Evolutionary biologist: 'Twist of fate' responsible for important human protein
In the ongoing debate between Darwinism and intelligent design, an evolutionary biologist has attributed the development of an important human protein to a “twist of fate” rather than the accepted Darwinian process.
Biologist Joseph Thornton of the University of Chicago traced the evolutionary trail of an ancient ancestor of the glucocorticoid receptor, the cellular receptor for the stress hormone cortisol, to find out how the protein’s random mutations over billions of years evolved into its modern-day function.“This very important protein exists only because of a twist of fate,” the professor of ecology, evolution, and human genetics concluded, rather than attributing the receptor’s function to Darwin’s theory of the survival of the fittest.
To figure out how the protein came to be, Thornton and his team tried to create a “resurrected” version of the protein as it existed in the evolutionary past. Without a time machine to find out exactly what that looked like, they used biochemical methods to generate thousands of alternate histories that could have proceeded from a starting point hundreds of millions of years prior. What they found was that the ancestral form needed two very specific mutations for the protein to arrive at its modern form.

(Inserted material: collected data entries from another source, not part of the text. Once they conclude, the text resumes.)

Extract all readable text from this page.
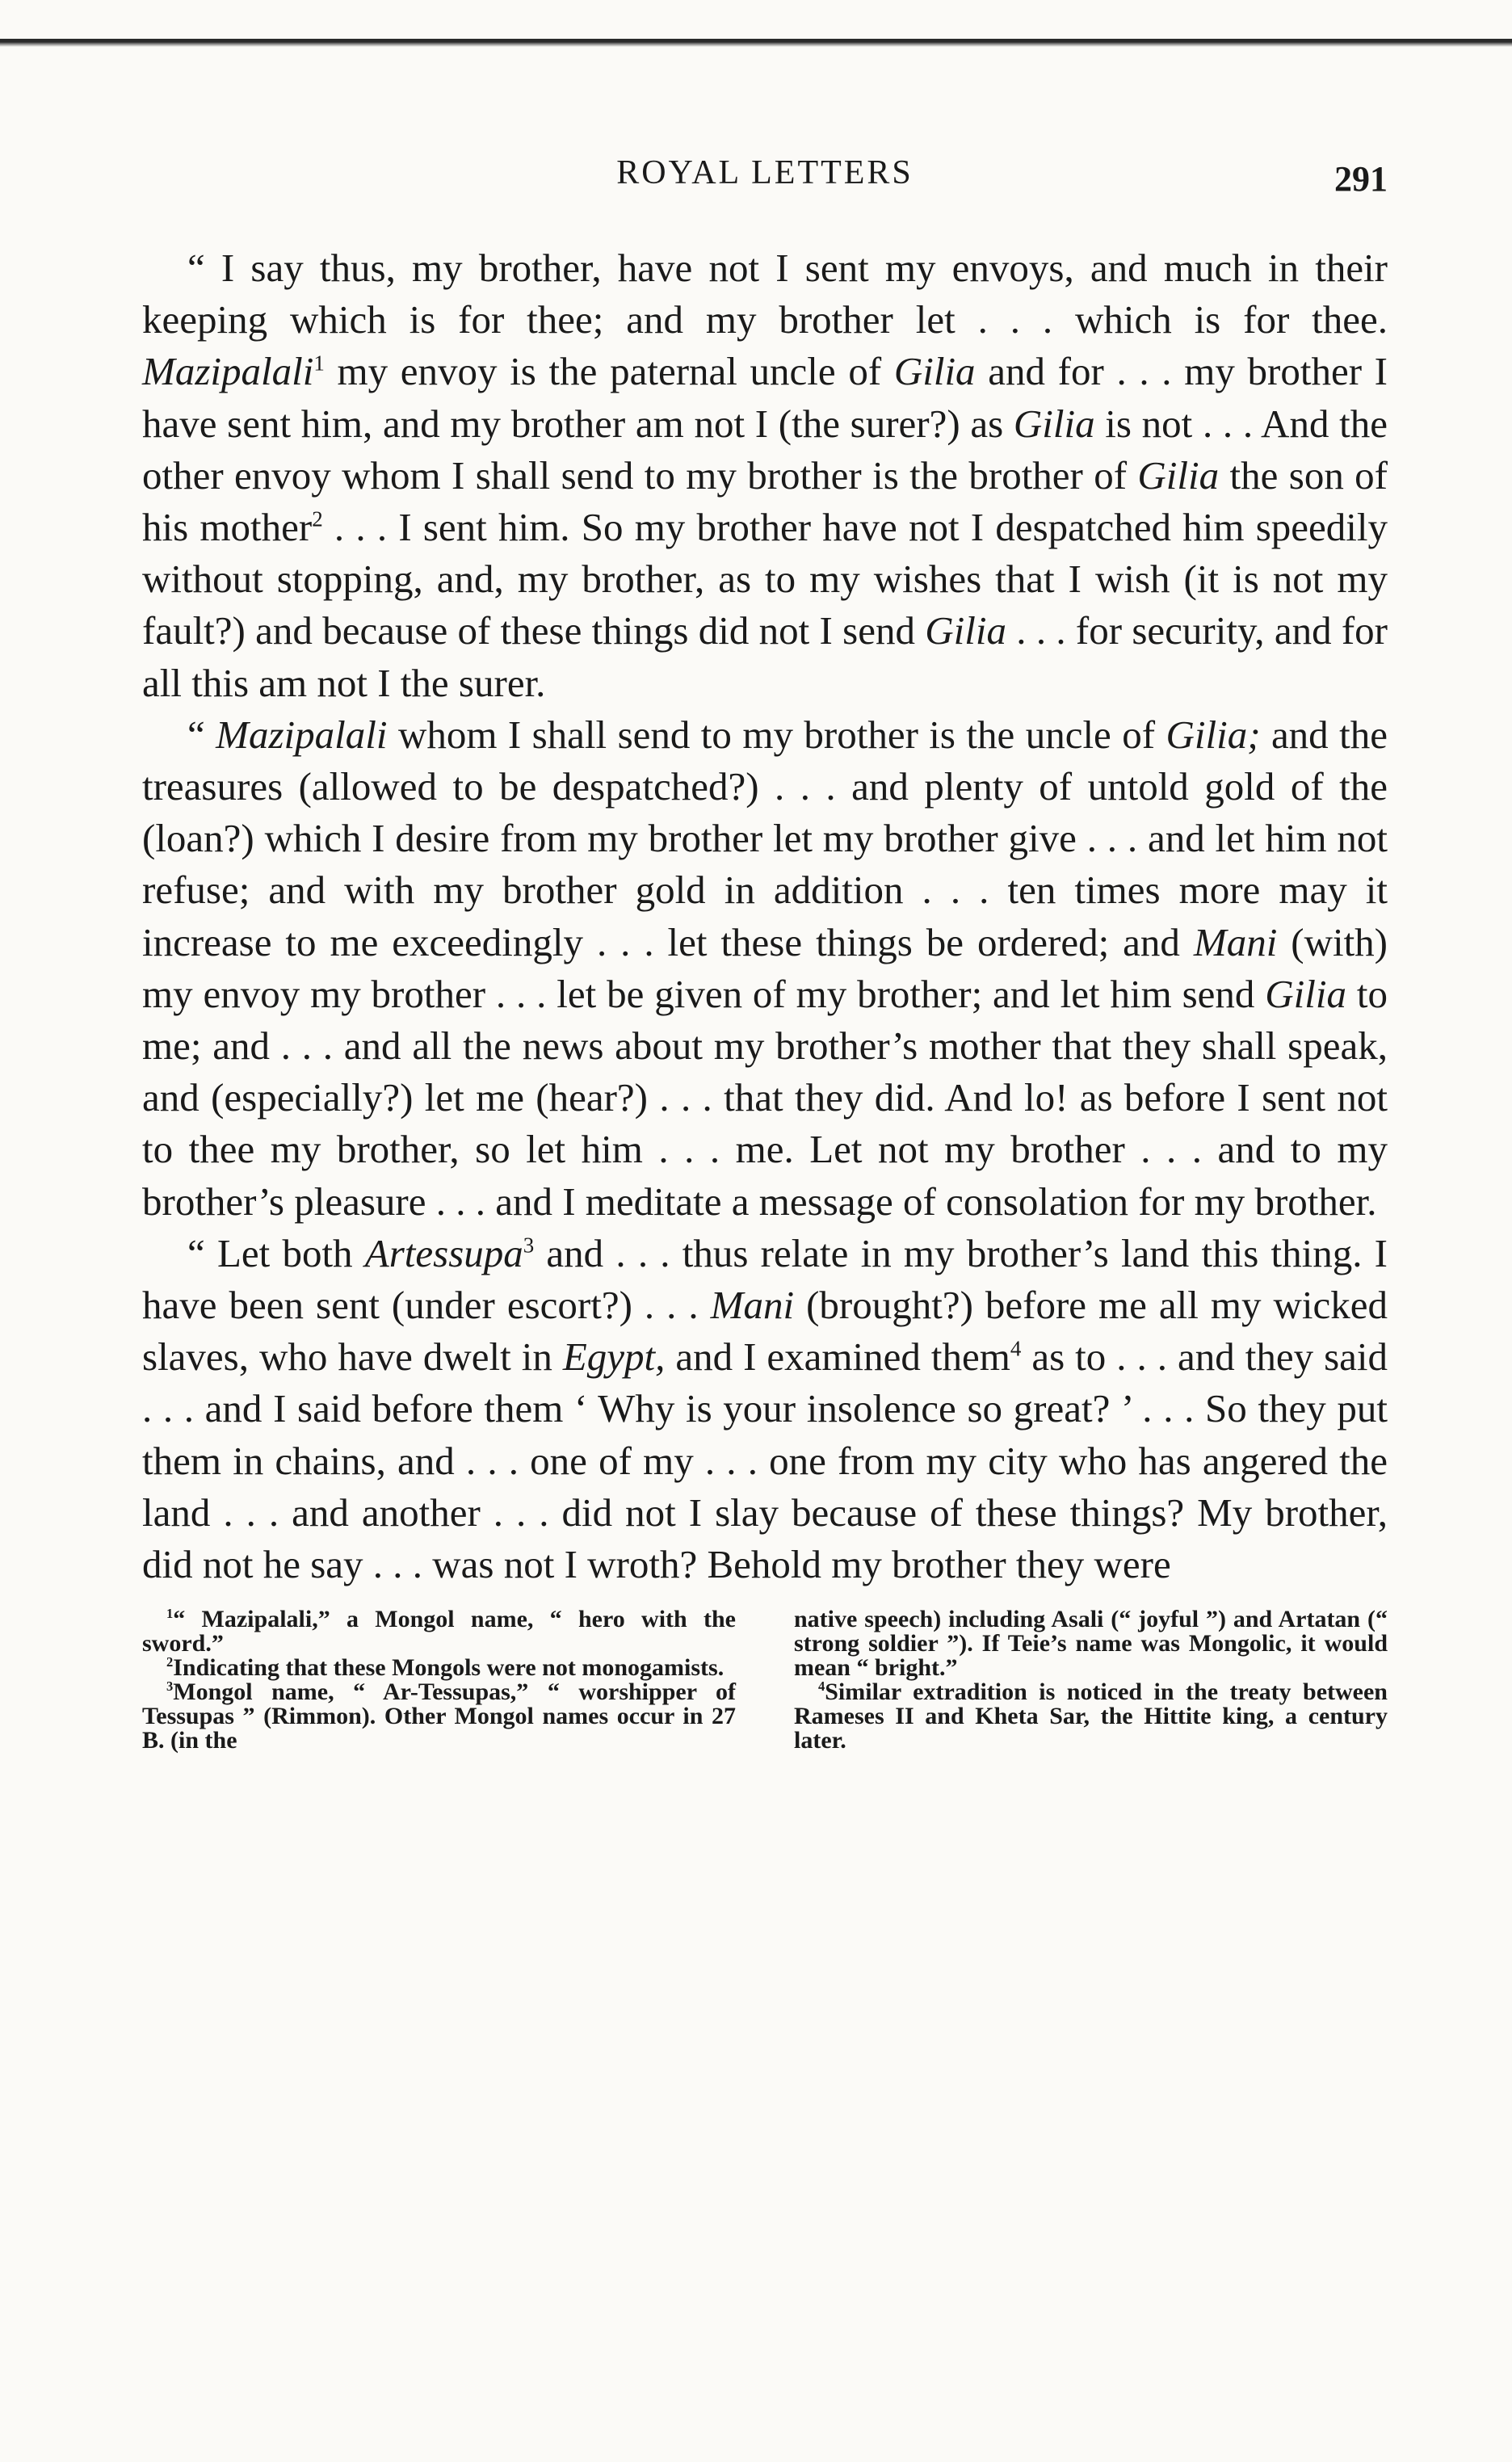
ROYAL LETTERS	291

“ I say thus, my brother, have not I sent my envoys, and much in their keeping which is for thee; and my brother let . . . which is for thee. Mazipalali$^1$ my envoy is the paternal uncle of Gilia and for . . . my brother I have sent him, and my brother am not I (the surer?) as Gilia is not . . . And the other envoy whom I shall send to my brother is the brother of Gilia the son of his mother$^2$ . . . I sent him. So my brother have not I despatched him speedily without stopping, and, my brother, as to my wishes that I wish (it is not my fault?) and because of these things did not I send Gilia . . . for security, and for all this am not I the surer.

“ Mazipalali whom I shall send to my brother is the uncle of Gilia; and the treasures (allowed to be despatched?) . . . and plenty of untold gold of the (loan?) which I desire from my brother let my brother give . . . and let him not refuse; and with my brother gold in addition . . . ten times more may it increase to me exceedingly . . . let these things be ordered; and Mani (with) my envoy my brother . . . let be given of my brother; and let him send Gilia to me; and . . . and all the news about my brother’s mother that they shall speak, and (especially?) let me (hear?) . . . that they did. And lo! as before I sent not to thee my brother, so let him . . . me. Let not my brother . . . and to my brother’s pleasure . . . and I meditate a message of consolation for my brother.

“ Let both Artessupa$^3$ and . . . thus relate in my brother’s land this thing. I have been sent (under escort?) . . . Mani (brought?) before me all my wicked slaves, who have dwelt in Egypt, and I examined them$^4$ as to . . . and they said . . . and I said before them ‘ Why is your insolence so great? ’ . . . So they put them in chains, and . . . one of my . . . one from my city who has angered the land . . . and another . . . did not I slay because of these things? My brother, did not he say . . . was not I wroth? Behold my brother they were

$^1$“ Mazipalali,” a Mongol name, “ hero with the sword.”

$^2$Indicating that these Mongols were not monogamists.

$^3$Mongol name, “ Ar-Tessupas,” “ worshipper of Tessupas ” (Rimmon). Other Mongol names occur in 27 B. (in the

native speech) including Asali (“ joyful ”) and Artatan (“ strong soldier ”). If Teie’s name was Mongolic, it would mean “ bright.”

$^4$Similar extradition is noticed in the treaty between Rameses II and Kheta Sar, the Hittite king, a century later.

But those mutations are rare and offer no beneficial effect on the protein by themselves, meaning that if Darwin’s evolutionary process was strictly followed, the modern glucocorticoid receptor would never have come to be.
“If our results are general—and we think they probably are—then many of our body’s systems work as they do because of very unlikely chance events that happened in our deep evolutionary past,” Thornton said.
Lehigh University biochemist Michael Behe, an intelligent design proponent, has a different explanation as to how the unlikely events came to be: a designer. “Thornton himself—apparently a conventional Darwinist, and certainly no sympathizer with intelligent design—does not attribute the protein receptor’s new function to Darwinian processes,” Behe said. “Rather he ascribes it mostly to ‘historical contingency.’ That’s another way of saying dumb luck.”